Sunday, April 28, 2013

Index Sorting with Lucene

When you index documents with Lucene, you often index them in some arbitrary order, usually by a first-come first-served manner. Most applications may not give a second thought about the order of the documents in the index, but some applications could greatly benefit if they could control that. For example, an application which always displays search results sorted by date could benefit if the index kept the documents sorted like that, since then it could traverse exactly the first K documents that match the query, and not process the entire result set to determine the first K.

Application-level Sort

Applications can try to control the order of the documents in the index by e.g. sorting them beforehand. This will work if the index is created once, from a single batch of documents. However, indexes are often created incrementally, where documents are indexed as they are encountered. Therefore, even if the application sorts each batch, the index will quickly get out-of-order as more batches of documents are indexed.
Actually, as long as the application does not use a MergePolicy, each segment will be sorted by itself, and it could process the first K documents from each segment to determine the global top K documents. However, as soon as segments are merged, they will lose their internal sort order.
If the application indexes in multiple threads (which significantly improves indexing performance), then keeping the index and segments sorted becomes an even harder task.

Static Index Sorting

In the past, Lucene offered an IndexSorter utility which allowed you to statically sort an index. It was dropped following the move to Lucene 4.0.0 APIs, but recently brought back as SortingAtomicReader, which exposes a sorted view of the index. It uses a Sorter which returns a permutation on the documents, so when it is asked for document X, it returns document Y, where perm(X)=Y. To sort an index with it, you should pass it to IndexWriter.addIndexes().

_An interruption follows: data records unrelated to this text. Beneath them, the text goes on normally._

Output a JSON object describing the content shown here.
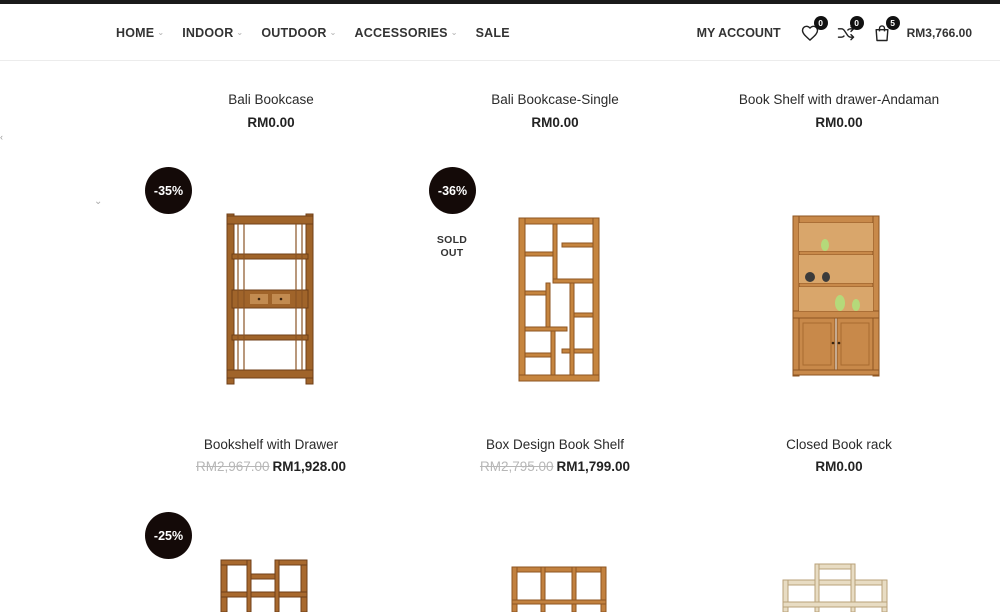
{
  "nav": {
    "items": [
      {
        "label": "HOME",
        "has_dropdown": true
      },
      {
        "label": "INDOOR",
        "has_dropdown": true
      },
      {
        "label": "OUTDOOR",
        "has_dropdown": true
      },
      {
        "label": "ACCESSORIES",
        "has_dropdown": true
      },
      {
        "label": "SALE",
        "has_dropdown": false
      }
    ],
    "chevron": "⌄"
  },
  "header": {
    "account_label": "MY ACCOUNT",
    "wishlist_count": "0",
    "compare_count": "0",
    "cart_count": "5",
    "cart_total": "RM3,766.00"
  },
  "products_row1": [
    {
      "title": "Bali Bookcase",
      "price": "RM0.00"
    },
    {
      "title": "Bali Bookcase-Single",
      "price": "RM0.00"
    },
    {
      "title": "Book Shelf with drawer-Andaman",
      "price": "RM0.00"
    }
  ],
  "products_row2": [
    {
      "title": "Bookshelf with Drawer",
      "old_price": "RM2,967.00",
      "price": "RM1,928.00",
      "discount": "-35%"
    },
    {
      "title": "Box Design Book Shelf",
      "old_price": "RM2,795.00",
      "price": "RM1,799.00",
      "discount": "-36%",
      "sold_out_line1": "SOLD",
      "sold_out_line2": "OUT"
    },
    {
      "title": "Closed Book rack",
      "price": "RM0.00"
    }
  ],
  "products_row3": [
    {
      "discount": "-25%"
    }
  ],
  "colors": {
    "wood": "#a0642a",
    "wood_dark": "#6f3f18",
    "badge": "#140a08",
    "nav_text": "#333333"
  },
  "side": {
    "mark": "‹",
    "chevron": "⌄"
  }
}
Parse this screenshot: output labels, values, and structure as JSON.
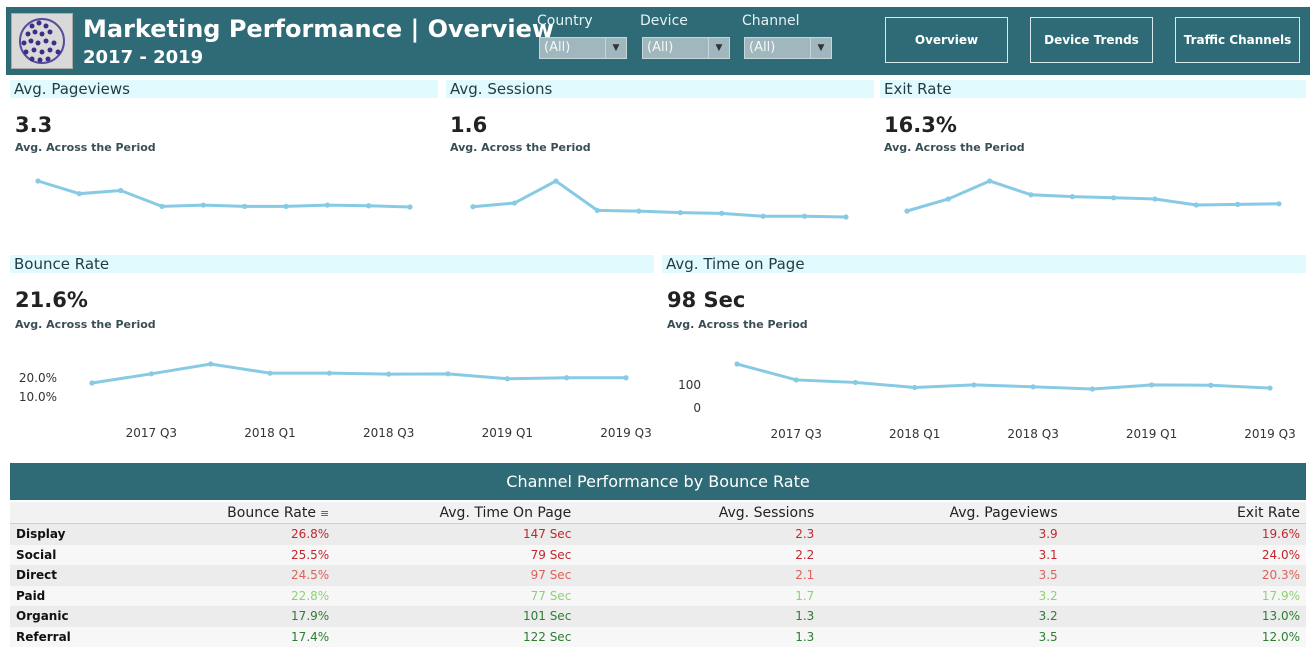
{
  "header": {
    "title": "Marketing Performance | Overview",
    "subtitle": "2017 - 2019",
    "filters": [
      {
        "label": "Country",
        "value": "(All)"
      },
      {
        "label": "Device",
        "value": "(All)"
      },
      {
        "label": "Channel",
        "value": "(All)"
      }
    ],
    "nav": [
      "Overview",
      "Device Trends",
      "Traffic Channels"
    ]
  },
  "kpis": {
    "pageviews": {
      "title": "Avg. Pageviews",
      "value": "3.3",
      "sub": "Avg. Across the Period"
    },
    "sessions": {
      "title": "Avg. Sessions",
      "value": "1.6",
      "sub": "Avg. Across the Period"
    },
    "exit": {
      "title": "Exit Rate",
      "value": "16.3%",
      "sub": "Avg. Across the Period"
    },
    "bounce": {
      "title": "Bounce Rate",
      "value": "21.6%",
      "sub": "Avg. Across the Period",
      "ticks": [
        "20.0%",
        "10.0%"
      ]
    },
    "time": {
      "title": "Avg. Time on Page",
      "value": "98 Sec",
      "sub": "Avg. Across the Period",
      "ticks": [
        "100",
        "0"
      ]
    }
  },
  "x_ticks": [
    "2017 Q3",
    "2018 Q1",
    "2018 Q3",
    "2019 Q1",
    "2019 Q3"
  ],
  "chart_data": [
    {
      "type": "line",
      "series": [
        {
          "values": [
            3.6,
            3.4,
            3.45,
            3.2,
            3.22,
            3.2,
            3.2,
            3.22,
            3.21,
            3.19
          ]
        }
      ]
    },
    {
      "type": "line",
      "series": [
        {
          "values": [
            1.5,
            1.55,
            1.85,
            1.45,
            1.44,
            1.42,
            1.41,
            1.37,
            1.37,
            1.36
          ]
        }
      ]
    },
    {
      "type": "line",
      "series": [
        {
          "values": [
            14.5,
            16.5,
            19.5,
            17.2,
            16.9,
            16.7,
            16.5,
            15.5,
            15.6,
            15.7
          ]
        }
      ]
    },
    {
      "type": "line",
      "xlabels": [
        "2017 Q3",
        "2018 Q1",
        "2018 Q3",
        "2019 Q1",
        "2019 Q3"
      ],
      "yticks": [
        "20.0%",
        "10.0%"
      ],
      "series": [
        {
          "values": [
            19.0,
            21.8,
            24.8,
            22.0,
            22.0,
            21.7,
            21.8,
            20.3,
            20.6,
            20.6
          ]
        }
      ]
    },
    {
      "type": "line",
      "xlabels": [
        "2017 Q3",
        "2018 Q1",
        "2018 Q3",
        "2019 Q1",
        "2019 Q3"
      ],
      "yticks": [
        "100",
        "0"
      ],
      "series": [
        {
          "values": [
            177,
            126,
            118,
            102,
            110,
            104,
            97,
            110,
            109,
            100
          ]
        }
      ]
    }
  ],
  "table": {
    "title": "Channel Performance by Bounce Rate",
    "columns": [
      "",
      "Bounce Rate",
      "Avg. Time On Page",
      "Avg. Sessions",
      "Avg. Pageviews",
      "Exit Rate"
    ],
    "rows": [
      {
        "name": "Display",
        "cells": [
          "26.8%",
          "147 Sec",
          "2.3",
          "3.9",
          "19.6%"
        ],
        "color": "#c1272d"
      },
      {
        "name": "Social",
        "cells": [
          "25.5%",
          "79 Sec",
          "2.2",
          "3.1",
          "24.0%"
        ],
        "color": "#c1272d"
      },
      {
        "name": "Direct",
        "cells": [
          "24.5%",
          "97 Sec",
          "2.1",
          "3.5",
          "20.3%"
        ],
        "color": "#e0605a"
      },
      {
        "name": "Paid",
        "cells": [
          "22.8%",
          "77 Sec",
          "1.7",
          "3.2",
          "17.9%"
        ],
        "color": "#8fd175"
      },
      {
        "name": "Organic",
        "cells": [
          "17.9%",
          "101 Sec",
          "1.3",
          "3.2",
          "13.0%"
        ],
        "color": "#2e7d32"
      },
      {
        "name": "Referral",
        "cells": [
          "17.4%",
          "122 Sec",
          "1.3",
          "3.5",
          "12.0%"
        ],
        "color": "#2e7d32"
      }
    ]
  },
  "colors": {
    "header_bg": "#2e6b77",
    "title_band": "#e0fafd",
    "line": "#87cae4"
  }
}
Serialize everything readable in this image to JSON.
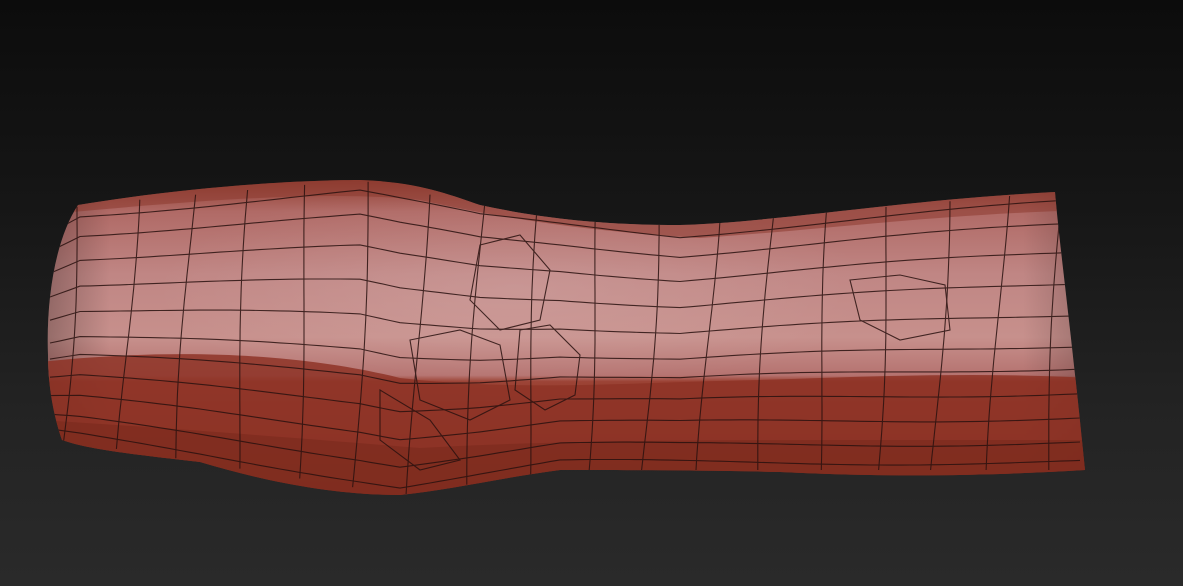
{
  "viewport": {
    "background_top": "#0c0c0c",
    "background_bottom": "#2a2a2a"
  },
  "model": {
    "kind": "polygon-mesh",
    "display": "polyframe-wireframe-on-shaded",
    "shape": "tube",
    "material_color_light": "#b97a78",
    "material_color_mid": "#a8504a",
    "material_color_dark": "#7a2a1e",
    "wire_color": "#2a1210"
  }
}
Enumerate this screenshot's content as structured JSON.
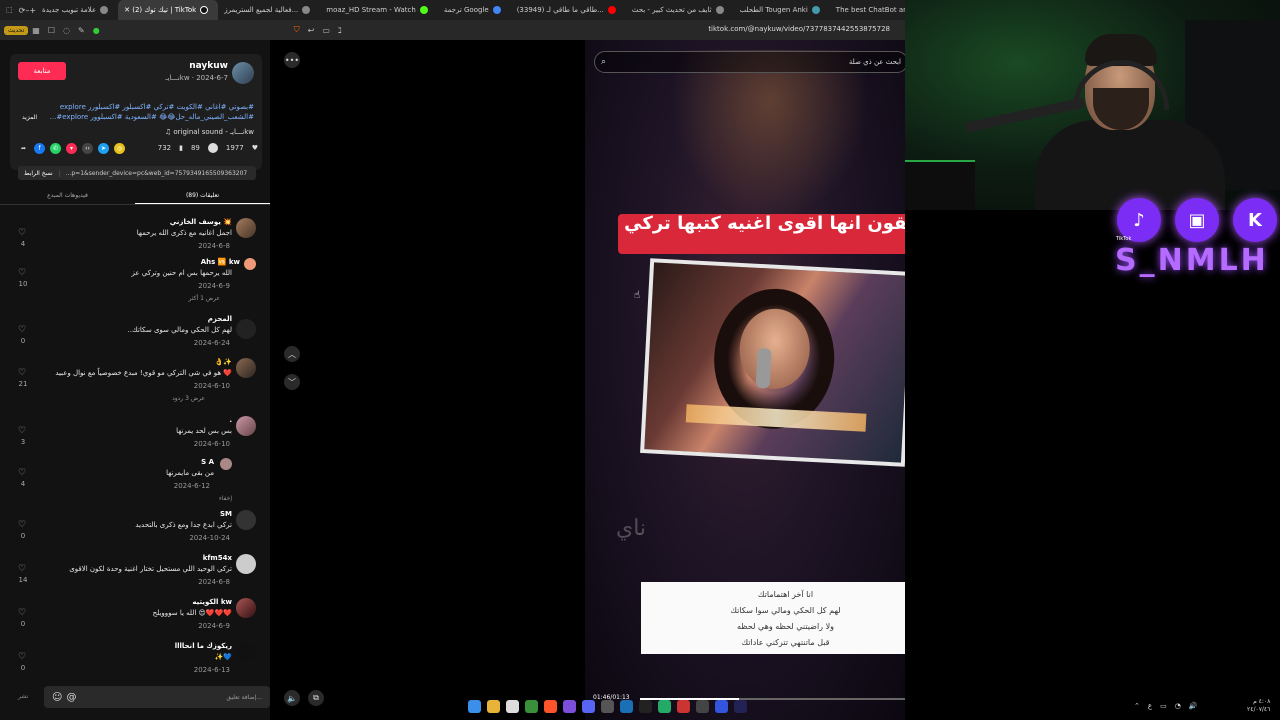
{
  "browser": {
    "tabs": [
      {
        "label": "علامة تبويب جديدة"
      },
      {
        "label": "(2) تيك توك | TikTok",
        "active": true
      },
      {
        "label": "فعالية لجميع الستريمرز..."
      },
      {
        "label": "moaz_HD Stream - Watch"
      },
      {
        "label": "ترجمة Google"
      },
      {
        "label": "(33949) طاقي ما طاقي لـ..."
      },
      {
        "label": "ثايف من تحديث كبير - بحث"
      },
      {
        "label": "الطحلب Tougen Anki"
      },
      {
        "label": "The best ChatBot and W..."
      }
    ],
    "update_label": "تحديث",
    "url": "tiktok.com/@naykuw/video/7377837442553875728"
  },
  "video_info": {
    "follow_label": "متابعة",
    "author_name": "naykuw",
    "author_sub": "نـــايـkw · 2024-6-7",
    "description": "#بصوتي #اغاني #الكويت #تركي #اكسبلور #اكسبلورر explore #الشعب_الصيني_ماله_حل😂😂 #السعودية #اكسبلوور explore#...",
    "more_label": "المزيد",
    "sound": "♫ original sound - نـــايـkw",
    "likes": "1977",
    "comments_count": "89",
    "saves": "732",
    "link": "...p=1&sender_device=pc&web_id=7579349165509363207",
    "copy_label": "نسخ الرابط",
    "tab_comments": "تعليقات (89)",
    "tab_creator_videos": "فيديوهات المبدع"
  },
  "comments": [
    {
      "name": "يوسف الخازني 💥",
      "text": "اجمل اغانيه مع ذكرى الله يرحمها",
      "date": "2024-6-8",
      "likes": "4",
      "replies": ""
    },
    {
      "name": "Ahs 🆚 kw",
      "text": "الله يرحمها بس ام حنين وتركي عز",
      "date": "2024-6-9",
      "likes": "10",
      "replies": "عرض 1 أكثر"
    },
    {
      "name": "المحزم",
      "text": "لهم كل الحكي ومالي سوى سكاتك..",
      "date": "2024-6-24",
      "likes": "0",
      "replies": ""
    },
    {
      "name": "👌✨",
      "text": "❤️ هو في شي التركي مو قوي! مبدع خصوصياً مع نوال وعبيد",
      "date": "2024-6-10",
      "likes": "21",
      "replies": "عرض 3 ردود"
    },
    {
      "name": ".",
      "text": "بس بس لحد يمرنها",
      "date": "2024-6-10",
      "likes": "3",
      "replies": ""
    },
    {
      "name": "S A",
      "text": "من بقى مايمرنها",
      "date": "2024-6-12",
      "likes": "4",
      "replies": "إخفاء"
    },
    {
      "name": "SM",
      "text": "تركي ابدع جدا ومع ذكرى بالتحديد",
      "date": "2024-10-24",
      "likes": "0",
      "replies": ""
    },
    {
      "name": "kfm54x",
      "text": "تركي الوحيد اللي مستحيل تختار اغنية وحدة لكون الاقوى",
      "date": "2024-6-8",
      "likes": "14",
      "replies": ""
    },
    {
      "name": "الكويتيه kw",
      "text": "❤️❤️❤️😍 الله يا سووويلح",
      "date": "2024-6-9",
      "likes": "0",
      "replies": ""
    },
    {
      "name": "ريكوزك ما انحاااا",
      "text": "💙✨",
      "date": "2024-6-13",
      "likes": "0",
      "replies": ""
    }
  ],
  "comment_input": {
    "placeholder": "إضافة تعليق...",
    "post_label": "نشر"
  },
  "video": {
    "search_placeholder": "ابحث عن ذي صلة",
    "banner_text": "تتفقون انها اقوى اغنيه كتبها تركي ؟",
    "lyrics": [
      "انا آخر اهتماماتك",
      "لهم كل الحكي ومالي سوا سكاتك",
      "ولا راضيتني لحظه وهي لحظه",
      "قبل ماتنتهي تتركني عاداتك"
    ],
    "timecode": "01:46/01:13",
    "progress_percent": 31
  },
  "stream_overlay": {
    "social_labels": [
      "TikTok"
    ],
    "brand": "S_NMLH"
  },
  "taskbar": {
    "clock_time": "٤:٠٨ م",
    "clock_date": "٢٤/٠٧/٤٦",
    "lang": "ع"
  }
}
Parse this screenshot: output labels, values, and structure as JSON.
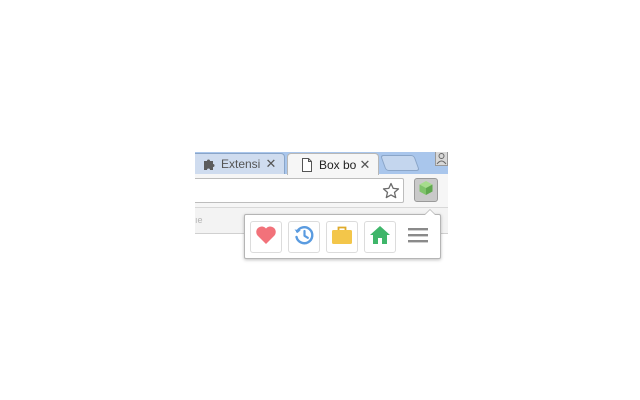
{
  "tabs": [
    {
      "title": "Extensi",
      "icon": "puzzle-icon",
      "active": false
    },
    {
      "title": "Box bo",
      "icon": "page-icon",
      "active": true
    }
  ],
  "tab_close_glyph": "✕",
  "bookmark_bar": {
    "partial_text": "ıe"
  },
  "popup": {
    "buttons": [
      {
        "name": "favorites-button",
        "icon": "heart-icon",
        "color": "#f2727a"
      },
      {
        "name": "history-button",
        "icon": "history-icon",
        "color": "#5a9be0"
      },
      {
        "name": "briefcase-button",
        "icon": "briefcase-icon",
        "color": "#f3c64a"
      },
      {
        "name": "home-button",
        "icon": "home-icon",
        "color": "#3fb66a"
      },
      {
        "name": "menu-button",
        "icon": "hamburger-icon",
        "color": "#8a8a8a"
      }
    ]
  },
  "colors": {
    "tabstrip": "#a9c6ec",
    "extension_icon": "#7fc36a"
  }
}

Sorting Segments During Merge

Static index sorting is less useful to applications that incrementally build their indexes. As explained above, one challenge is to keep the documents sorted in a segment that is the result of a merge. SortingMergePolicy (introduced in LUCENE-4752) wraps segments that are picked for merge with SortingAtomicReader, and guarantees that merged segments are also sorted.
NOTE: SortingMergePolicy was measured to be slower by x2-3 times than other merge policies, which is not so bad considering the task at hand. If your application's characteristics justify the use of this merge policy, it is important to compare the effects it has on indexing slowdown vs search speedup for your application!

Search Early Termination

Having an incrementally built index kept globally sorted, so that the first K documents you traverse are the ones to return as search results, is very hard and a solution to this is not yet offered by Lucene (patches are welcome!). However, SortingMergePolicy guarantees that merged segments are always sorted, and so we can apply early-termination search logic at each segment level.
EarlyTerminatingSortingCollector (introduced in LUCENE-4858) helps you do that, by early-terminating document collection on sorted segments, while doing full evaluation on unsorted ones (e.g. newly indexed documents or segments in an existing index).
NOTE: in a real-time indexing application, newly flushed segments will usually contain a small number of documents anyway, and therefore fully evaluating them is not likely to be very costly.

Applications for Index Sorting

Besides sorting the index for search early termination purposes, there are other applications to index sorting, for example compression. Sorting the index by documents' size, type or date attributes, can result in better representation of the documents in the index, leading to a smaller index footprint, which can eventually speed up searches too since more parts of the index can fit into RAM. I'm sure that Lucene users will find even more useful applications to index sorting, so stay tuned!